Q. \( \text{i}2 \) lewis dot structure.

This question is asking for the Lewis dot structure of the ion (or species) that looks like “\( i2 \)”. However, “\( i2 \)” is not a standard chemical formula written in a way that uniquely determines the element(s) involved.

In Lewis structure problems, the symbol must specify the element. For example, common “diatomic” formulas include \( I_2 \) (iodine molecule), \( Br_2 \), \( Cl_2 \), etc. If you meant \( I_2 \), that would be iodine, and I can draw the correct Lewis dot structure. If you meant something else (like a charge state or an ion), the structure changes.

Based on the most likely interpretation: I will assume you meant \( I_2 \) (iodine molecule).

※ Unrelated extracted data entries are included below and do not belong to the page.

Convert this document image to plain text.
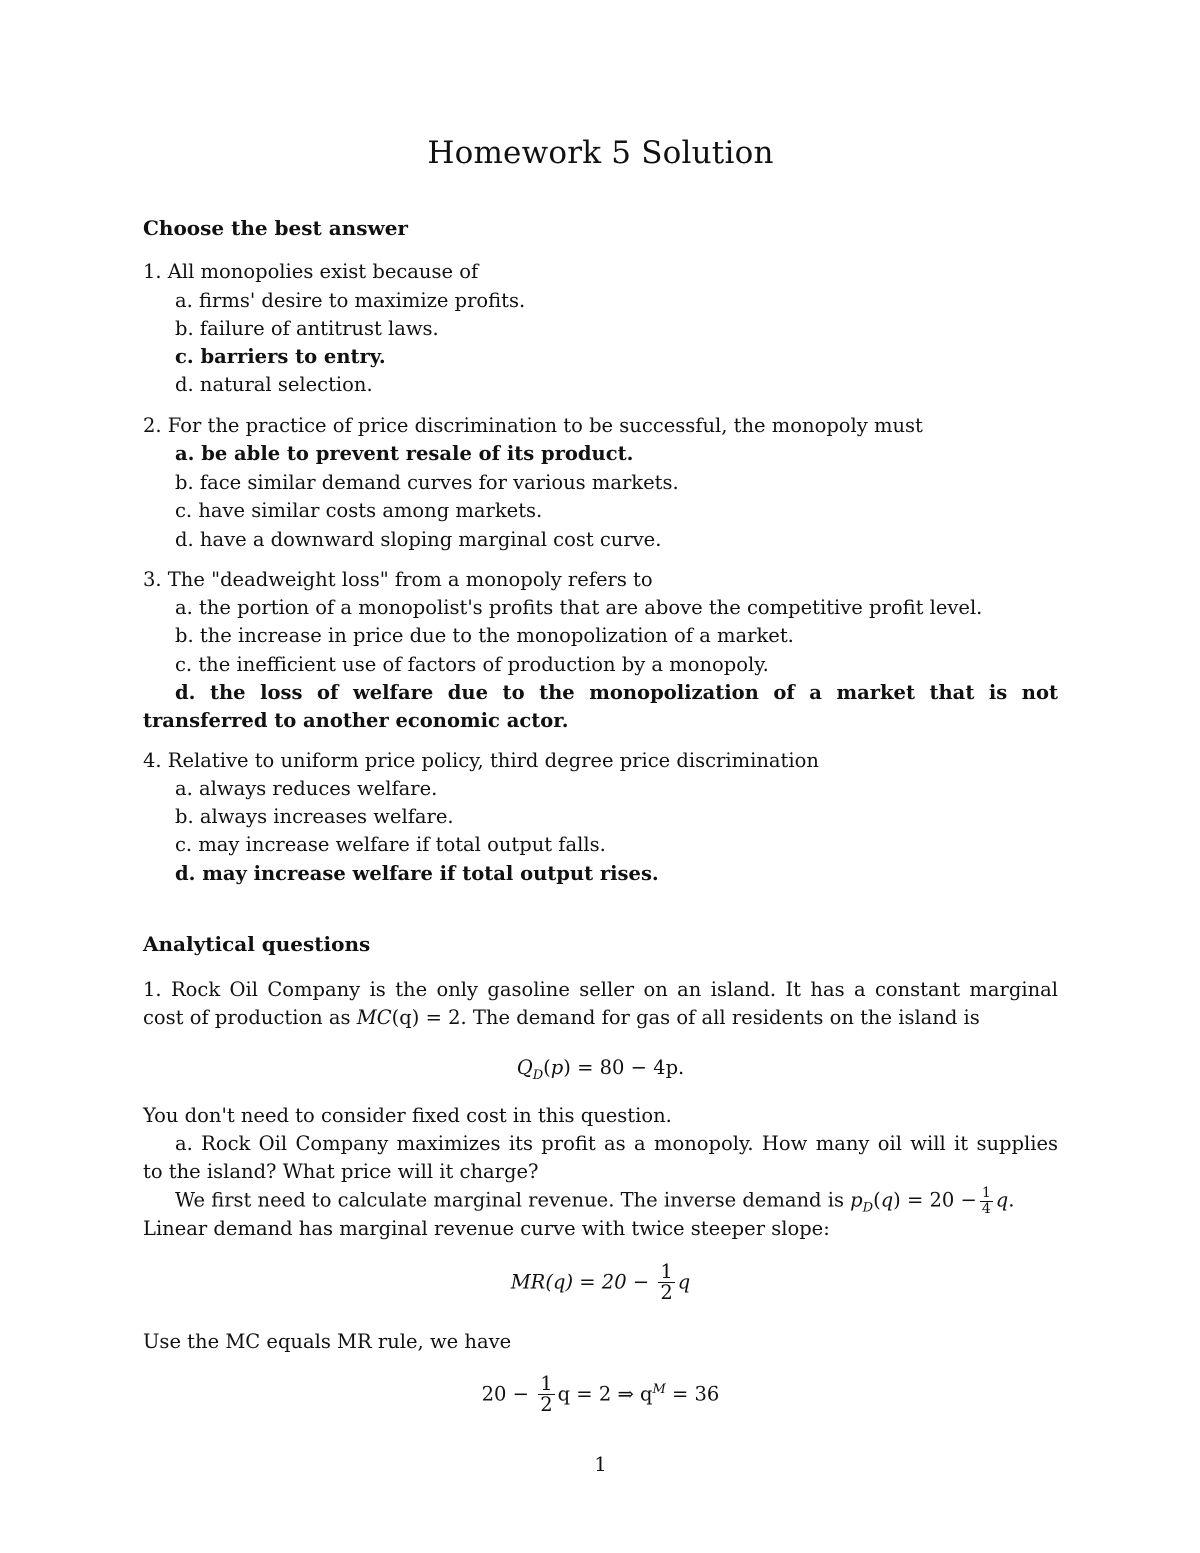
Homework 5 Solution
Choose the best answer
1. All monopolies exist because of
a. firms' desire to maximize profits.
b. failure of antitrust laws.
c. barriers to entry.
d. natural selection.
2. For the practice of price discrimination to be successful, the monopoly must
a. be able to prevent resale of its product.
b. face similar demand curves for various markets.
c. have similar costs among markets.
d. have a downward sloping marginal cost curve.
3. The "deadweight loss" from a monopoly refers to
a. the portion of a monopolist's profits that are above the competitive profit level.
b. the increase in price due to the monopolization of a market.
c. the inefficient use of factors of production by a monopoly.
d. the loss of welfare due to the monopolization of a market that is not
transferred to another economic actor.
4. Relative to uniform price policy, third degree price discrimination
a. always reduces welfare.
b. always increases welfare.
c. may increase welfare if total output falls.
d. may increase welfare if total output rises.
Analytical questions
1. Rock Oil Company is the only gasoline seller on an island. It has a constant marginal
cost of production as MC(q) = 2. The demand for gas of all residents on the island is
$Q_D(p) = 80 - 4p$.
You don't need to consider fixed cost in this question.
a. Rock Oil Company maximizes its profit as a monopoly. How many oil will it supplies
to the island? What price will it charge?
We first need to calculate marginal revenue. The inverse demand is $p_D(q) = 20 - \frac{1}{4} q$.
Linear demand has marginal revenue curve with twice steeper slope:
$MR(q) = 20 - \frac{1}{2}$ q
Use the MC equals MR rule, we have
$20 - \frac{1}{2}$ q = 2 ⇒ $q^M = 36$
1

Step 1: Identify the valence electrons.

Iodine is in Group 17 (halogens). Each iodine atom has 7 valence electrons.

Total valence electrons in \( I_2 \):

\[
\text{Total} = 2 \times 7 = 14
\]

Step 2: Connect the atoms with a bond.

For a diatomic halogen molecule \( X_2 \), the atoms typically form a single covalent bond.

A single bond uses 2 electrons (one from each atom).

Step 3: Place remaining electrons as lone pairs.

After using 2 electrons for the bond, the remaining electrons are:

\[
14 – 2 = 12
\]

These 12 electrons become lone pairs on the two iodine atoms.

Each iodine atom has 3 lone pairs (that is \( 6 \) electrons per iodine).

So overall you place 3 lone pairs on the left iodine and 3 lone pairs on the right iodine.

Step 4: Final Lewis dot structure.

The Lewis structure of \( I_2 \) is a single bond between the two iodine atoms, with 3 lone pairs on each iodine.

Text version (showing lone pairs):

\[
\text{I} – \text{I}
\]

with:

\(\text{each I has 3 lone pairs}\).

How to draw it (exact placement rule):

1. Draw two iodine symbols \( \text{I} \) and \( \text{I} \).

2. Draw one bond line between them.

3. Add 3 pairs of dots around the first iodine (that is 6 dots total on that atom).

4. Add 3 pairs of dots around the second iodine (that is 6 dots total on that atom).